Before I travelled to India, I thought it was the scariest place in the world. It seemed like a mad, chaotic, anarchic mess of a place filled with light and colour and people who were both wise and mad. I was terrified to go out the first time, which made me all the more determined. I went backpacking in India three times when I was a student: I travelled in Rajasthan, in the Himalayas all the way up to Leh, Varanasi, Goa, Kerala, Tamil Nadu, Hyderabad...
What was the most challenging part of your trip in the Nano? Which experiences count as your favourites?
The most challenging part of the trip was the psychological element of being on the northern plains in the summer heat. It really began to shake my resolve after a while. My favourite parts of the trip were the small moments of surprise. I loved exploring Orissa and Kolkata for the first time and despite the heat, I loved Kolkata.
I’d done it before, but I think the early morning boat trip on the Ganges in Varanasi is something everyone should experience once in their lives. Further up the river, I loved seeing the big Ganga aarticeremony in Rishikesh.

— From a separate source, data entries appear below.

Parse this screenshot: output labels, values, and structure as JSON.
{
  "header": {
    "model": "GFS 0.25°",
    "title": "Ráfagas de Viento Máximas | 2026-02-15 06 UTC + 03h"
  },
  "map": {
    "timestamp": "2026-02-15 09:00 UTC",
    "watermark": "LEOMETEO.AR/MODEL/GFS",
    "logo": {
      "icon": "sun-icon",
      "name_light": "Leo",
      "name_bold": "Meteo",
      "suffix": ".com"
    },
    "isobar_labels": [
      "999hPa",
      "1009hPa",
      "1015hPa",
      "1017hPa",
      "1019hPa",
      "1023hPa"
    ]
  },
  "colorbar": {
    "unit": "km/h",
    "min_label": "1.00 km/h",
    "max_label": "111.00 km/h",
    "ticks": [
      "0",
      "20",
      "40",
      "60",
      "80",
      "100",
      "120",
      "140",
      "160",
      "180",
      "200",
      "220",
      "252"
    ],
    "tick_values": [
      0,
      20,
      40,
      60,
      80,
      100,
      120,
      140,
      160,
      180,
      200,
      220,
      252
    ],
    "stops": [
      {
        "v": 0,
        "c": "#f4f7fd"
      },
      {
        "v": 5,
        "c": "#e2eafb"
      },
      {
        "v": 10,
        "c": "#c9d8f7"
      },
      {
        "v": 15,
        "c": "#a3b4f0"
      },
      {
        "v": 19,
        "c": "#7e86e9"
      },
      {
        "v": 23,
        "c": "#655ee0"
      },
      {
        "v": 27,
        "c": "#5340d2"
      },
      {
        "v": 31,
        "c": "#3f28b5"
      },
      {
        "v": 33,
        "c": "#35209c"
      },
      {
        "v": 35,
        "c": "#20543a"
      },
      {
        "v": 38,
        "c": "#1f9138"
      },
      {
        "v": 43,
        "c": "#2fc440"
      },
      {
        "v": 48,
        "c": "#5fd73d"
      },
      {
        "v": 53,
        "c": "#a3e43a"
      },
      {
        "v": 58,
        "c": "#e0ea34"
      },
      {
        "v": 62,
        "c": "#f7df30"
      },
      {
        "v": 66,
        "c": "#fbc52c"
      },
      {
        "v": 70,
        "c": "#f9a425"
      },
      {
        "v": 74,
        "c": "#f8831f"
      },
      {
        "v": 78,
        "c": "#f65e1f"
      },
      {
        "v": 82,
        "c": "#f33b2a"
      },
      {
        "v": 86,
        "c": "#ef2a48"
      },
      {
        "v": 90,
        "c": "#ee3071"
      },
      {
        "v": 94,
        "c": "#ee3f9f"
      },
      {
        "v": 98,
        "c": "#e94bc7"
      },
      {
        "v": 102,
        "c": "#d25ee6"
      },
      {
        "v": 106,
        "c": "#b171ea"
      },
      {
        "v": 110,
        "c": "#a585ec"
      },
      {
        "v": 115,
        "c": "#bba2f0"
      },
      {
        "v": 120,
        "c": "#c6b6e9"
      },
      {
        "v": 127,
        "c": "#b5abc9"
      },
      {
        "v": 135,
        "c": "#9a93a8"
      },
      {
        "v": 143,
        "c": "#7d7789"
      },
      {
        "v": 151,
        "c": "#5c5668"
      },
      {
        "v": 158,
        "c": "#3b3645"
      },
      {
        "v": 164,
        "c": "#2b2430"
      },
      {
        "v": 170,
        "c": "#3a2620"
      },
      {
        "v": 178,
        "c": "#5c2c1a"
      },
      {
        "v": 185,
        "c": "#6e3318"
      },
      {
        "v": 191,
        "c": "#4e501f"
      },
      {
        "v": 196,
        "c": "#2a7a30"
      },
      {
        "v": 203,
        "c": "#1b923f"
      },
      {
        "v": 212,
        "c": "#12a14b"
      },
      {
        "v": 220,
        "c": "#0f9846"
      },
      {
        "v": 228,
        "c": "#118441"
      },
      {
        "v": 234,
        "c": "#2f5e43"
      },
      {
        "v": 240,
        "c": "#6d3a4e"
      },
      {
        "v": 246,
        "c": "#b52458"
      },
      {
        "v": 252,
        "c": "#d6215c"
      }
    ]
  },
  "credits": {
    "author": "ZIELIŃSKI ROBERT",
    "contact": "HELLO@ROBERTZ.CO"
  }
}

Which is your favourite place in the world to travel to?
India. For me, it’s singularly the most fascinating country in the world, so very rich and varied. And frequently quite bonkers. A close second is Japan, for similar reasons. I also love the Middle East. Travelling in Syria and Iran were among the best experiences I have ever had in terms of the scenery, history, culture, architecture, and incredible warmth of the people.
Your book hinged heavily on a brand. Were you worried about marketing it as an honest travelogue?
Yes, I was worried. But Tata Motors and I have kept a very polite distance from one another throughout the whole project. I didn’t want to be under any pressure and I knew it was important to be objective about a car that’s stirred up a lot of controversy in India.
You have written that driving on Indian roads qualified you as bona-fide Indian driver. Who’s that?
Someone who shoots from the gut. I think that Indian drivers are very instinctive in the way they operate. They can often be quite impatient too, which gives rise to some of the crazy manoeuvres and overtaking that I witnessed.